Mean BP levels (research-protocol clinic BP (clinic BP), 24-hour ambulatory BP, and 7-day home BP) and BPV were assessed in 286 patients with uncomplicated hypertension (mean age 64±8 SD years, 53% women) over 12 months. Reading-to-reading BPV (from 24-hour ambulatory BP) and day-to-day BPV (from 7-day home BP) were assessed at baseline and 12 months, and visit-to-visit BPV (clinic BP) was assessed from 5 visits over 12 months. LVMI was measured by 3D echocardiography and aPWV with applanation tonometry.
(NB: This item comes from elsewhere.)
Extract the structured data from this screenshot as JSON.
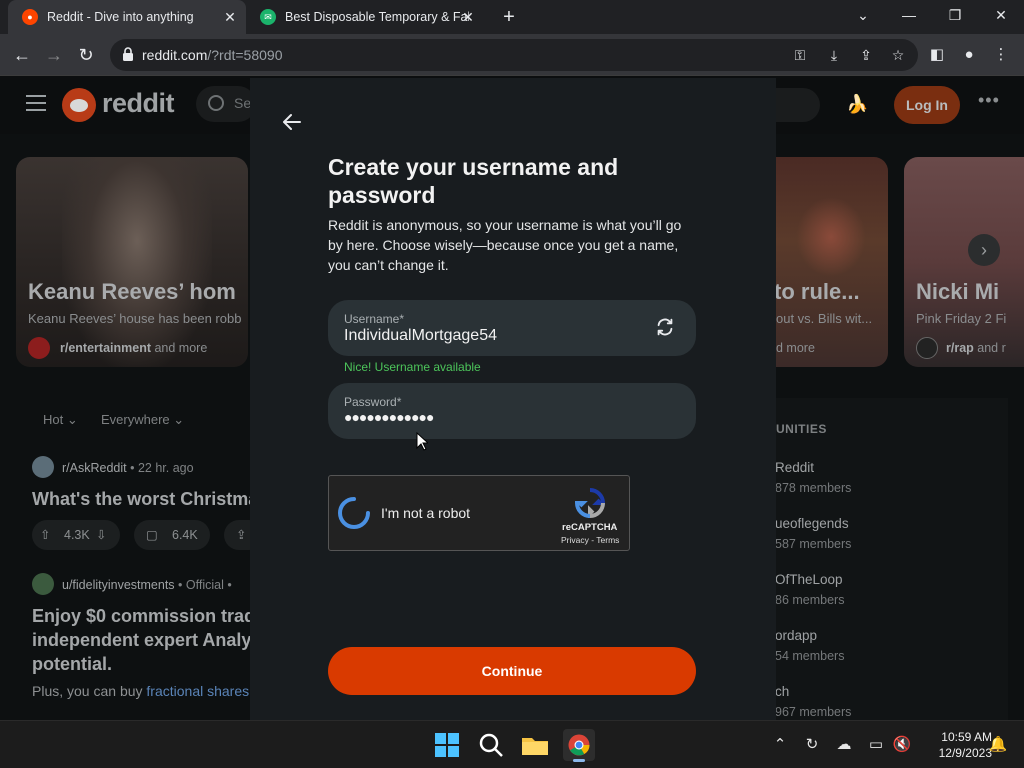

The strongest predictors of the changes in LVMI (ΔLVMI) were the changes in mean 24-hour systolic BPs (SBPs) (P < 0.02). Similarly, the strongest predictors of the changes in aPWV (ΔaPWV) were the changes in mean 24-hour ambulatory SBPs (P < 0.01) and the changes in mean clinic SBP (P < 0.001). However, none of the changes in BPV were independently associated with ΔLVMI or ΔaPWV (P > 0.05 for all).
Changes in mean BP levels, but not BPV, were most relevant to changes in TOD in patients with uncomplicated hypertension. Thus, from this point of view, BPV appears to have limited clinical utility in this patient population.
多次血压(BP)读数的平均值(平均血压)可独立预测靶器官损害(TOD)。观察性研究也显示血压变异性(BPV)与TOD之间存在独立关系,但纵向数据有限。本研究旨在确定平均血压水平变化与BPV相比对左心室质量指数(LVMI)和主动脉脉搏波速度(aPWV)的影响。
在286例无并发症高血压患者(平均年龄64±8岁,标准差,53%为女性)中,评估其12个月内的平均血压水平(研究方案诊所血压(诊所血压)、24小时动态血压和7天家庭血压)及BPV。在基线和12个月时评估逐次读数BPV(来自24小时动态血压)和每日BPV(来自7天家庭血压),并在12个月内的5次就诊中评估就诊间BPV(诊所血压)。通过三维超声心动图测量LVMI,采用压平式眼压计测量aPWV。
LVMI变化(ΔLVMI)的最强预测因素是平均24小时收缩压(SBP)的变化(P<0.02)。同样,aPWV变化(ΔaPWV)的最强预测因素是平均24小时动态SBP的变化(P<0.01)和平均诊所SBP的变化(P<0.001)。然而,BPV的变化均与ΔLVMI或ΔaPWV无独立相关性(所有P>0.05)。
在无并发症高血压患者中,平均血压水平的变化而非BPV变化与TOD变化最为相关。因此,从这一角度来看,BPV在该患者群体中的临床应用价值似乎有限。